ST. LOUIS — From wiping down groceries to saying hello with an elbow bump, we've embraced a lot of changes in the past year in an effort to stay healthy — some were short-lived, others might be here to stay.
“Nobody wants to stay in a locked-down phase forever and no one's suggesting that," said Dr. Hilary Babcock, Washington University infectious disease specialist at BJC HealthCare.
Instead, she and other health care professionals suggest adopting other forever changes, like more frequent hand and surface sanitizing, more flexibility with sick time off work, even considering masking against other viruses.
“We might be able to have less severe flu seasons more often, and that would be a big benefit as well,” said Dr. Babcock.
Looking back on changing guidance on issues such as mask-wearing — when experts initially advised against wearing them in an effort to preserve supplies for healthcare workers, then pivoted to advocating for their widespread use — Dr. Babcock said doctors and public health experts have learned to be more straightforward in order to maintain public trust.
“We all have to be transparent and we have to be humble and we have to be honest about what we think versus what we know,” she said.
She hopes the community has seen the importance of a strong public health infrastructure to tackle some of the biggest challenges associated with a crisis like COVID-19.
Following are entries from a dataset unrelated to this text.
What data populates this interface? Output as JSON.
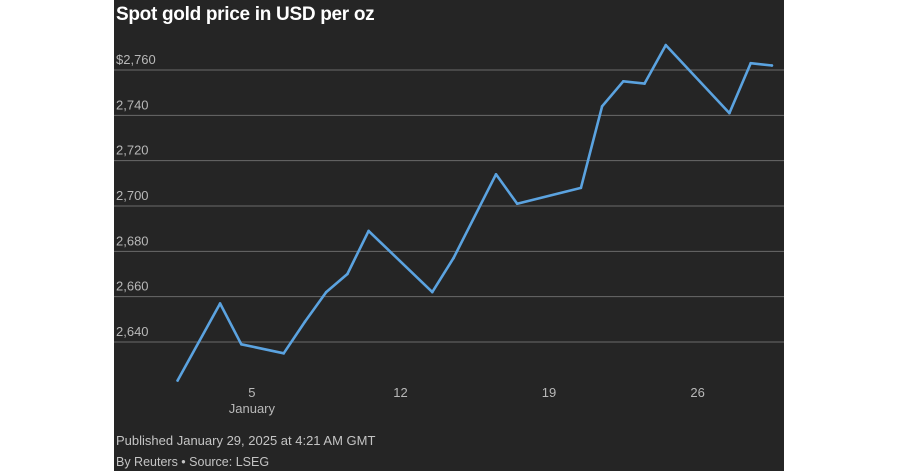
{
  "chart_data": {
    "type": "line",
    "title": "Spot gold price in USD per oz",
    "xlabel": "January",
    "ylabel": "",
    "ylim": [
      2620,
      2770
    ],
    "yticks": [
      2640,
      2660,
      2680,
      2700,
      2720,
      2740,
      2760
    ],
    "ytick_labels": [
      "2,640",
      "2,660",
      "2,680",
      "2,700",
      "2,720",
      "2,740",
      "$2,760"
    ],
    "xlim": [
      1.0,
      29.6
    ],
    "xticks": [
      5,
      12,
      19,
      26
    ],
    "xtick_labels": [
      "5",
      "12",
      "19",
      "26"
    ],
    "x_sublabel": "January",
    "grid": "horizontal",
    "legend": "none",
    "line_color": "#5ba3e0",
    "series": [
      {
        "x": [
          1.5,
          3.5,
          4.5,
          6.5,
          7.5,
          8.5,
          9.5,
          10.5,
          13.5,
          14.5,
          16.5,
          17.5,
          20.5,
          21.5,
          22.5,
          23.5,
          24.5,
          27.5,
          28.5,
          29.5
        ],
        "values": [
          2623,
          2657,
          2639,
          2635,
          2649,
          2662,
          2670,
          2689,
          2662,
          2677,
          2714,
          2701,
          2708,
          2744,
          2755,
          2754,
          2771,
          2741,
          2763,
          2762
        ]
      }
    ]
  },
  "footer": {
    "published": "Published January 29, 2025 at 4:21 AM GMT",
    "byline": "By Reuters • Source: LSEG"
  }
}
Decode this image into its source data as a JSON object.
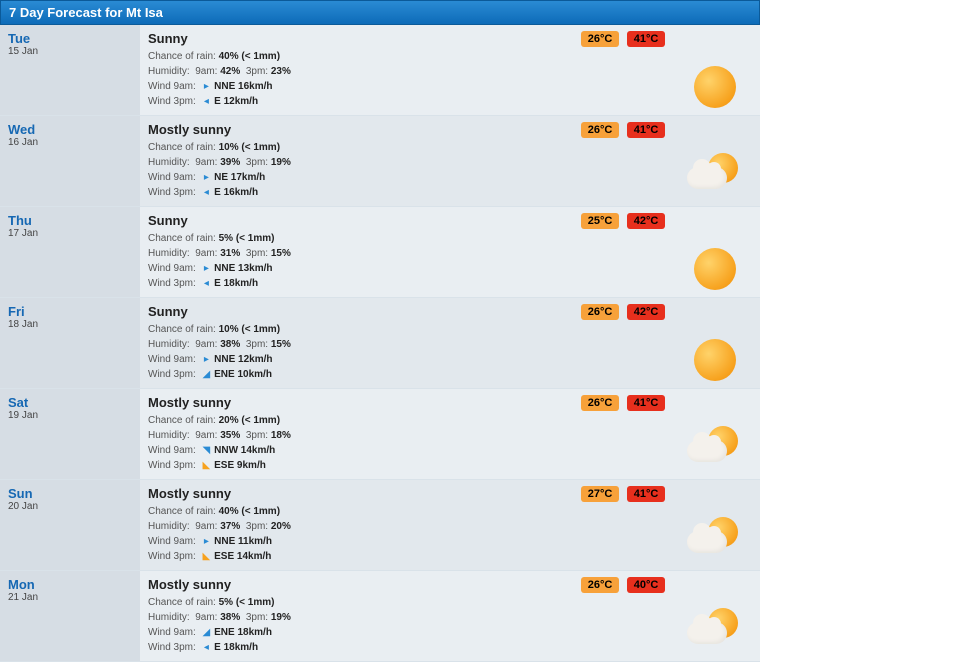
{
  "header": {
    "title": "7 Day Forecast for Mt Isa"
  },
  "days": [
    {
      "name": "Tue",
      "date": "15 Jan",
      "condition": "Sunny",
      "rain_label": "Chance of rain:",
      "rain_val": "40% (< 1mm)",
      "hum_label": "Humidity:",
      "hum_9l": "9am:",
      "hum_9v": "42%",
      "hum_3l": "3pm:",
      "hum_3v": "23%",
      "w9_label": "Wind 9am:",
      "w9_dir": "NNE 16km/h",
      "w9_arrow": "▸",
      "w9_color": "arrow-blue",
      "w3_label": "Wind 3pm:",
      "w3_dir": "E 12km/h",
      "w3_arrow": "◂",
      "w3_color": "arrow-blue",
      "low": "26°C",
      "high": "41°C",
      "icon": "sunny"
    },
    {
      "name": "Wed",
      "date": "16 Jan",
      "condition": "Mostly sunny",
      "rain_label": "Chance of rain:",
      "rain_val": "10% (< 1mm)",
      "hum_label": "Humidity:",
      "hum_9l": "9am:",
      "hum_9v": "39%",
      "hum_3l": "3pm:",
      "hum_3v": "19%",
      "w9_label": "Wind 9am:",
      "w9_dir": "NE 17km/h",
      "w9_arrow": "▸",
      "w9_color": "arrow-blue",
      "w3_label": "Wind 3pm:",
      "w3_dir": "E 16km/h",
      "w3_arrow": "◂",
      "w3_color": "arrow-blue",
      "low": "26°C",
      "high": "41°C",
      "icon": "mostly"
    },
    {
      "name": "Thu",
      "date": "17 Jan",
      "condition": "Sunny",
      "rain_label": "Chance of rain:",
      "rain_val": "5% (< 1mm)",
      "hum_label": "Humidity:",
      "hum_9l": "9am:",
      "hum_9v": "31%",
      "hum_3l": "3pm:",
      "hum_3v": "15%",
      "w9_label": "Wind 9am:",
      "w9_dir": "NNE 13km/h",
      "w9_arrow": "▸",
      "w9_color": "arrow-blue",
      "w3_label": "Wind 3pm:",
      "w3_dir": "E 18km/h",
      "w3_arrow": "◂",
      "w3_color": "arrow-blue",
      "low": "25°C",
      "high": "42°C",
      "icon": "sunny"
    },
    {
      "name": "Fri",
      "date": "18 Jan",
      "condition": "Sunny",
      "rain_label": "Chance of rain:",
      "rain_val": "10% (< 1mm)",
      "hum_label": "Humidity:",
      "hum_9l": "9am:",
      "hum_9v": "38%",
      "hum_3l": "3pm:",
      "hum_3v": "15%",
      "w9_label": "Wind 9am:",
      "w9_dir": "NNE 12km/h",
      "w9_arrow": "▸",
      "w9_color": "arrow-blue",
      "w3_label": "Wind 3pm:",
      "w3_dir": "ENE 10km/h",
      "w3_arrow": "◢",
      "w3_color": "arrow-blue",
      "low": "26°C",
      "high": "42°C",
      "icon": "sunny"
    },
    {
      "name": "Sat",
      "date": "19 Jan",
      "condition": "Mostly sunny",
      "rain_label": "Chance of rain:",
      "rain_val": "20% (< 1mm)",
      "hum_label": "Humidity:",
      "hum_9l": "9am:",
      "hum_9v": "35%",
      "hum_3l": "3pm:",
      "hum_3v": "18%",
      "w9_label": "Wind 9am:",
      "w9_dir": "NNW 14km/h",
      "w9_arrow": "◥",
      "w9_color": "arrow-blue",
      "w3_label": "Wind 3pm:",
      "w3_dir": "ESE 9km/h",
      "w3_arrow": "◣",
      "w3_color": "arrow-orange",
      "low": "26°C",
      "high": "41°C",
      "icon": "mostly"
    },
    {
      "name": "Sun",
      "date": "20 Jan",
      "condition": "Mostly sunny",
      "rain_label": "Chance of rain:",
      "rain_val": "40% (< 1mm)",
      "hum_label": "Humidity:",
      "hum_9l": "9am:",
      "hum_9v": "37%",
      "hum_3l": "3pm:",
      "hum_3v": "20%",
      "w9_label": "Wind 9am:",
      "w9_dir": "NNE 11km/h",
      "w9_arrow": "▸",
      "w9_color": "arrow-blue",
      "w3_label": "Wind 3pm:",
      "w3_dir": "ESE 14km/h",
      "w3_arrow": "◣",
      "w3_color": "arrow-orange",
      "low": "27°C",
      "high": "41°C",
      "icon": "mostly"
    },
    {
      "name": "Mon",
      "date": "21 Jan",
      "condition": "Mostly sunny",
      "rain_label": "Chance of rain:",
      "rain_val": "5% (< 1mm)",
      "hum_label": "Humidity:",
      "hum_9l": "9am:",
      "hum_9v": "38%",
      "hum_3l": "3pm:",
      "hum_3v": "19%",
      "w9_label": "Wind 9am:",
      "w9_dir": "ENE 18km/h",
      "w9_arrow": "◢",
      "w9_color": "arrow-blue",
      "w3_label": "Wind 3pm:",
      "w3_dir": "E 18km/h",
      "w3_arrow": "◂",
      "w3_color": "arrow-blue",
      "low": "26°C",
      "high": "40°C",
      "icon": "mostly"
    }
  ]
}
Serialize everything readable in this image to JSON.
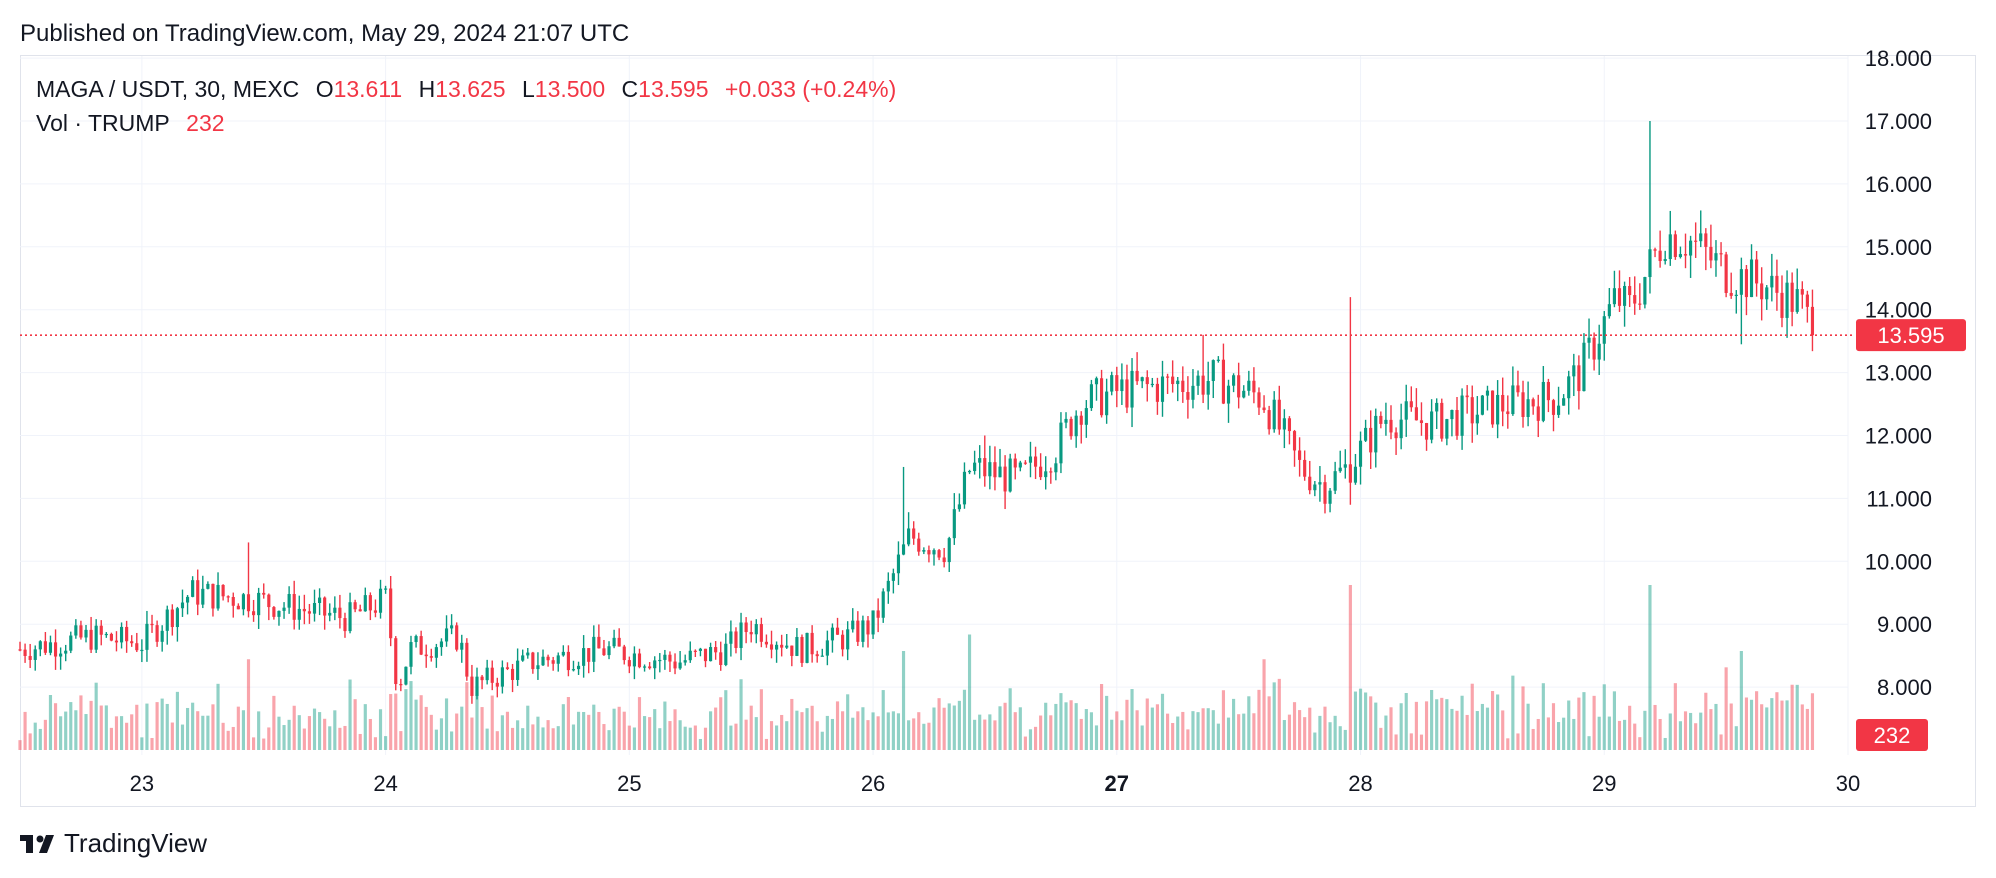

“As a nation, we have chronically underfunded our public health programs and our public health infrastructure for honestly decades. And we have seen what that means as we try to respond, try to do contact tracing, try to roll out a vaccine,” she said. “The capacity just not there. I hope that we have learned that we need to fund that better and to build that capacity so that we are better prepared. There will be another pandemic. There will be more challenges. That's just the way of the world. So we need to be better prepared the next time.”
At an individual level, she also said she's also seen how capable we are of accepting changes.
“The majority of people did do their part,” she said, “and the impact of that has really been seen.”
By March of 2022, Dr. Babcock said she’s imagining we will be looking back on a year of more widespread vaccine distribution and acceptance.
“I am hopeful that in the fall things will look more normal, that schools will be able to be operating more normally, that businesses will be able to operate more normally.”
She said getting a regular COVID-19 booster shot may also be part of "new healthcare normal," but continued study will be required to find out if and when that’s necessary.
"I don't think it will be totally back to our pre-pandemic normal. We may never be exactly out of pandemic normal, but I think it will be a lot better," she said.